# Help me with my bangs please



## x___downtown (Sep 7, 2006)

okay so i'm getting my haircut again soon and the bangs are the most important part of it.. they make me look so, so so much better. they are so long now so i don't know what to do with them.

anyway, they are just kind of.. thin, i mean they have random spaces in them and they get like oily really easily and get so small or whatever. i just want nice thick bangs in a good style that stays in place.. here is what they look like:

http://i4.photobucket.com/albums/y10...y/c17fe0a4.jpg

http://i4.photobucket.com/albums/y10...y/cccee6f5.jpg

http://i4.photobucket.com/albums/y10...y/48fccdba.jpg

http://i4.photobucket.com/albums/y10...y/3f14ea91.jpg

and then i want hairstyles like these below, where the guy has thick full bangs with hardly any spaces.. just fall down over the face so nicely.

http://www.ukhairdressers.com/style/...=Paul%20Gordon

http://www.ukhairdressers.com/style/...r%20Associates

http://www.ukhairdressers.com/style/...yl1=Essensuals

how do I do that? straighten &amp; hairspray to make them stay in place, but what about the icky spaces and thin-ish part of them? please tell me how to turn my bangs into the best they can be.


----------



## snowp14 (Sep 8, 2006)

Just get them cut again. Go to the place you originally went to that gave you those nice thick bangs. Once they start growing in and getting too long, they just get flat and thin like you said.


----------



## 4getmeNot (Sep 10, 2006)

I agree with Snow. You might try kinda curling them under and spraying them a little. I can tell you have naturally fine thin hair like me, and that's what I usually do to give them a little bounce.


----------



## Dragonfly (Sep 16, 2006)

I noticed two things. The after pictures showed colour was added to the model's hair. Colouring/highlighting hair will make it swell out a bit and look thicker.

Also, the model's bangs look like they started further back on their heads.

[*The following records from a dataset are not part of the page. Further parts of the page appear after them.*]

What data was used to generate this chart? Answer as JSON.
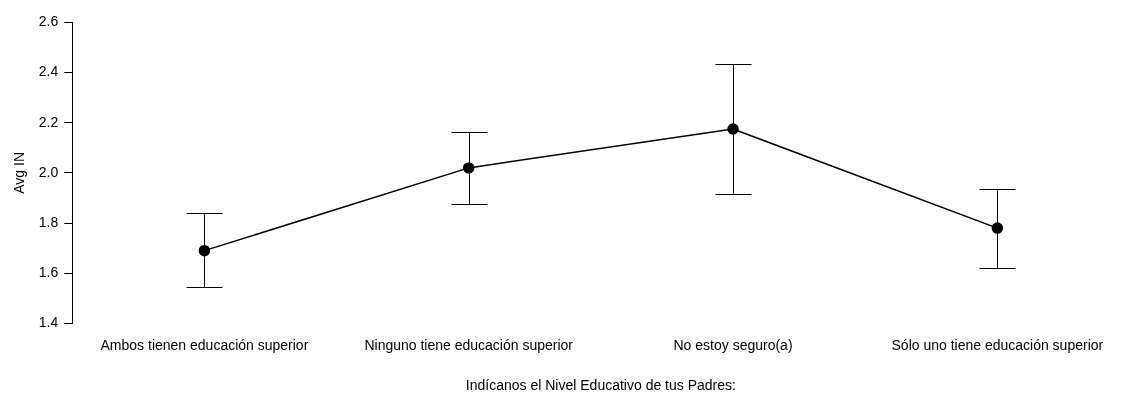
{
  "chart_data": {
    "type": "line",
    "xlabel": "Indícanos el Nivel Educativo de tus Padres:",
    "ylabel": "Avg IN",
    "categories": [
      "Ambos tienen educación superior",
      "Ninguno tiene educación superior",
      "No estoy seguro(a)",
      "Sólo uno tiene educación superior"
    ],
    "color": "#000000",
    "values": [
      1.69,
      2.02,
      2.175,
      1.78
    ],
    "errors": [
      [
        1.545,
        1.84
      ],
      [
        1.875,
        2.165
      ],
      [
        1.915,
        2.435
      ],
      [
        1.62,
        1.935
      ]
    ],
    "ylim": [
      1.4,
      2.6
    ],
    "yticks": [
      {
        "value": 1.4,
        "label": "1.4"
      },
      {
        "value": 1.6,
        "label": "1.6"
      },
      {
        "value": 1.8,
        "label": "1.8"
      },
      {
        "value": 2,
        "label": "2.0"
      },
      {
        "value": 2.2,
        "label": "2.2"
      },
      {
        "value": 2.4,
        "label": "2.4"
      },
      {
        "value": 2.6,
        "label": "2.6"
      }
    ],
    "grid": false,
    "legend": false,
    "marker": "circle",
    "line_style": "solid"
  }
}
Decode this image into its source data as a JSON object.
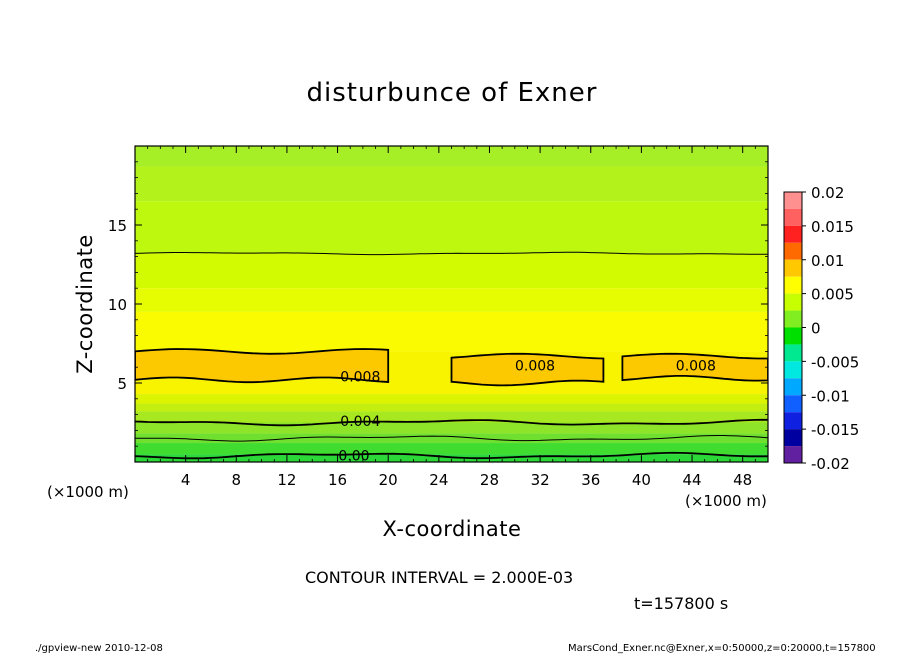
{
  "chart_data": {
    "type": "heatmap",
    "title": "disturbunce of Exner",
    "xlabel": "X-coordinate",
    "ylabel": "Z-coordinate",
    "x_unit": "(×1000 m)",
    "z_unit": "(×1000 m)",
    "xlim": [
      0,
      50
    ],
    "ylim": [
      0,
      20
    ],
    "x_ticks": [
      "4",
      "8",
      "12",
      "16",
      "20",
      "24",
      "28",
      "32",
      "36",
      "40",
      "44",
      "48"
    ],
    "y_ticks": [
      "5",
      "10",
      "15"
    ],
    "colorbar": {
      "ticks": [
        "0.02",
        "0.015",
        "0.01",
        "0.005",
        "0",
        "-0.005",
        "-0.01",
        "-0.015",
        "-0.02"
      ],
      "range": [
        -0.02,
        0.02
      ],
      "levels": [
        {
          "from": 0.0175,
          "to": 0.02,
          "color": "#ff9090"
        },
        {
          "from": 0.015,
          "to": 0.0175,
          "color": "#ff6060"
        },
        {
          "from": 0.0125,
          "to": 0.015,
          "color": "#ff2020"
        },
        {
          "from": 0.01,
          "to": 0.0125,
          "color": "#ff6a00"
        },
        {
          "from": 0.0075,
          "to": 0.01,
          "color": "#ffc800"
        },
        {
          "from": 0.005,
          "to": 0.0075,
          "color": "#ffff00"
        },
        {
          "from": 0.0025,
          "to": 0.005,
          "color": "#c8ff00"
        },
        {
          "from": 0.0,
          "to": 0.0025,
          "color": "#80ee20"
        },
        {
          "from": -0.0025,
          "to": 0.0,
          "color": "#00e000"
        },
        {
          "from": -0.005,
          "to": -0.0025,
          "color": "#00e890"
        },
        {
          "from": -0.0075,
          "to": -0.005,
          "color": "#00e8e0"
        },
        {
          "from": -0.01,
          "to": -0.0075,
          "color": "#00a8ff"
        },
        {
          "from": -0.0125,
          "to": -0.01,
          "color": "#1060ff"
        },
        {
          "from": -0.015,
          "to": -0.0125,
          "color": "#1020e0"
        },
        {
          "from": -0.0175,
          "to": -0.015,
          "color": "#0000a0"
        },
        {
          "from": -0.02,
          "to": -0.0175,
          "color": "#6020a0"
        }
      ]
    },
    "field_bands": [
      {
        "z_from": 18.7,
        "z_to": 20.0,
        "value_range": "0.002-0.004",
        "color": "#a6ee26"
      },
      {
        "z_from": 16.5,
        "z_to": 18.7,
        "value_range": "0.003-0.005",
        "color": "#b4f21c"
      },
      {
        "z_from": 13.2,
        "z_to": 16.5,
        "value_range": "0.004-0.005",
        "color": "#bef80e"
      },
      {
        "z_from": 11.0,
        "z_to": 13.2,
        "value_range": "0.005-0.006",
        "color": "#d2fa00"
      },
      {
        "z_from": 9.5,
        "z_to": 11.0,
        "value_range": "0.005-0.006",
        "color": "#e6fc00"
      },
      {
        "z_from": 7.0,
        "z_to": 9.5,
        "value_range": "0.006-0.008",
        "color": "#fafa00"
      },
      {
        "z_from": 4.3,
        "z_to": 7.0,
        "value_range": "0.006-0.008",
        "color": "#f8f400"
      },
      {
        "z_from": 3.7,
        "z_to": 4.3,
        "value_range": "0.004-0.006",
        "color": "#dcf400"
      },
      {
        "z_from": 3.2,
        "z_to": 3.7,
        "value_range": "0.004-0.005",
        "color": "#c4ee10"
      },
      {
        "z_from": 2.5,
        "z_to": 3.2,
        "value_range": "0.003-0.004",
        "color": "#a8e820"
      },
      {
        "z_from": 1.8,
        "z_to": 2.5,
        "value_range": "0.002-0.003",
        "color": "#8ee428"
      },
      {
        "z_from": 1.2,
        "z_to": 1.8,
        "value_range": "0.001-0.002",
        "color": "#70e030"
      },
      {
        "z_from": 0.5,
        "z_to": 1.2,
        "value_range": "0.000-0.001",
        "color": "#40dc30"
      },
      {
        "z_from": 0.0,
        "z_to": 0.5,
        "value_range": "-0.001-0.000",
        "color": "#2cd838"
      }
    ],
    "contours": [
      {
        "level": 0.006,
        "z_mean": 13.2
      },
      {
        "level": 0.008,
        "regions": [
          {
            "x": [
              0,
              20
            ],
            "z": [
              5.2,
              7.0
            ]
          },
          {
            "x": [
              25,
              37
            ],
            "z": [
              5.0,
              6.7
            ]
          },
          {
            "x": [
              38.5,
              50
            ],
            "z": [
              5.3,
              6.7
            ]
          }
        ]
      },
      {
        "level": 0.004,
        "z_mean": 2.5
      },
      {
        "level": 0.002,
        "z_mean": 1.5
      },
      {
        "level": 0.0,
        "z_mean": 0.4
      }
    ],
    "contour_labels": [
      {
        "text": "0.008",
        "x": 17.8,
        "z": 5.4
      },
      {
        "text": "0.008",
        "x": 31.6,
        "z": 6.1
      },
      {
        "text": "0.008",
        "x": 44.3,
        "z": 6.1
      },
      {
        "text": "0.004",
        "x": 17.8,
        "z": 2.6
      },
      {
        "text": "0.00",
        "x": 17.3,
        "z": 0.4
      }
    ]
  },
  "annotations": {
    "contour_interval": "CONTOUR INTERVAL = 2.000E-03",
    "time": "t=157800 s",
    "footer_left": "./gpview-new  2010-12-08",
    "footer_right": "MarsCond_Exner.nc@Exner,x=0:50000,z=0:20000,t=157800"
  }
}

So it appears they have more bangs. I have bangs as well and I know it can be frustrating to get them to look just right. Best of luck.


----------



## luxotika (Sep 16, 2006)

Originally Posted by *cyw1* /img/forum/go_quote.gif I noticed two things. The after pictures showed colour was added to the model's hair. Colouring/highlighting hair will make it swell out a bit and look thicker.Also, the model's bangs look like they started further back on their heads.

So it appears they have more bangs. I have bangs as well and I know it can be frustrating to get them to look just right. Best of luck.

I agree! Have the stylist cut them dry and really pull them to the side of your head while they cut them.


----------